I have 2 questions
- Suppose i have this pde
$x\dfrac{\partial z}{\partial x}+y\dfrac{\partial z}{\partial y}+t\dfrac{\partial z}{\partial t}=xyt$
And the auxiliary equation is
$\dfrac{\partial x}{x}=\dfrac{\partial y}{y}=\dfrac{\partial t}{t}=\dfrac{\partial z}{xyt}$
I know that the last solution will be has this form :
$\Phi(a,b,c)=0$
So, i have to find out what $a$, $b$, and $c$ are.
From $\dfrac{\partial x}{x}=\dfrac{\partial y}{y}$, i got $a=\dfrac{x}{y}$
From $\dfrac{\partial y}{y}=\dfrac{\partial t}{t}$, i got $b=\dfrac{y}{t}$
- And i want to write $\Phi(a,b,c)=0$ as explicit in $z$ so, i have to solve for $dz$
Suppose i want to solve for
$\dfrac{\partial t}{t}=\dfrac{\partial z}{xyt}$
And i'm stuck here. I was confused with the denominator $xyt$ that is not has $z$ term. How do i solve this? And we know, if i have a solution $F(a,b)=0$, it can be written in explicit term as $F(a)=b$.
But how about 3 variables that is in my case i have a solution $\Phi(a,b,c)=0$?
Please help me to solve this. Thanks.
$$x\dfrac{\partial z}{\partial x}+y\dfrac{\partial z}{\partial y}+t\dfrac{\partial z}{\partial t}=xyt$$
$$\dfrac{d x}{x}=\dfrac{d y}{y}=\dfrac{d t}{t}=\dfrac{d z}{xyt}$$
A first characteristic equation comes from $\dfrac{d x}{x}=\dfrac{d y}{y}$ $$\frac{x}{y}=c_1 \tag 1$$ A second characteristic equation comes from $\dfrac{d y}{y}=\dfrac{d t}{t}$ $$\frac{y}{t}=c_2 \tag 2$$
A third characteristic equation comes from
$$\dfrac{d x}{x}=\dfrac{d y}{y}=\dfrac{d t}{t}= \frac{(yt)dx+(xt)dy+(xy)dt}{(yt)x+(xt)y+(xy)t}=\dfrac{d (xyt)}{3(xyt)}=\dfrac{d z}{xyt}\qquad\text{See note below.}$$ $$z-\frac13 xyt=c_3 \tag 3$$
General solution of the PDE on the form of implicit equation $\Phi(c_1, c_2,c_3)=0$
Or equivalently on the form : $c_3=F(c_1, c_2)=z-\frac13 xyt=F\left(\frac{x}{y}\:,\:\frac{y}{t} \right)$
$$\boxed{z(x,y,t)=\frac13 xyt+F\left(\frac{x}{y}\:,\:\frac{y}{t} \right)}$$ This consistent with the result from Mathos $z(x,y,t)=\frac13 xyt+f\left(\frac{x}{t}\:,\:\frac{y}{t} \right)$ since $F$ and $f$ are both arbitrary functions : $F(X,Y)=f(XY,Y)$.
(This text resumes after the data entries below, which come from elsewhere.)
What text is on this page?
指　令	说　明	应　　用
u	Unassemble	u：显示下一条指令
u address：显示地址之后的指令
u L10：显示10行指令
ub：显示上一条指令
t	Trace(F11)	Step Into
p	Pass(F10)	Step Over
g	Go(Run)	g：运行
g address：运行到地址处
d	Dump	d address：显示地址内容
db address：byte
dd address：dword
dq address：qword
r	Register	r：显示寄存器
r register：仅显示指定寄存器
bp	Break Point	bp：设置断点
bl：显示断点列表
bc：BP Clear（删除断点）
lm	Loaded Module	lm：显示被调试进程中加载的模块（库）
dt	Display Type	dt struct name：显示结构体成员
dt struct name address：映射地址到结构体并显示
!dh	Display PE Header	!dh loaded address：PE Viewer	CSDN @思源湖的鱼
NOTE : The relationship between equal fractions is a well known property in elementary fraction calculus. If $\frac{A}{B}=\frac{C}{D}$ then $\frac{A}{B}=\frac{C}{D}=\frac{k_1A+k_2C}{k_1B+k_2D}$ with any $k_1, k_2$ not both nul.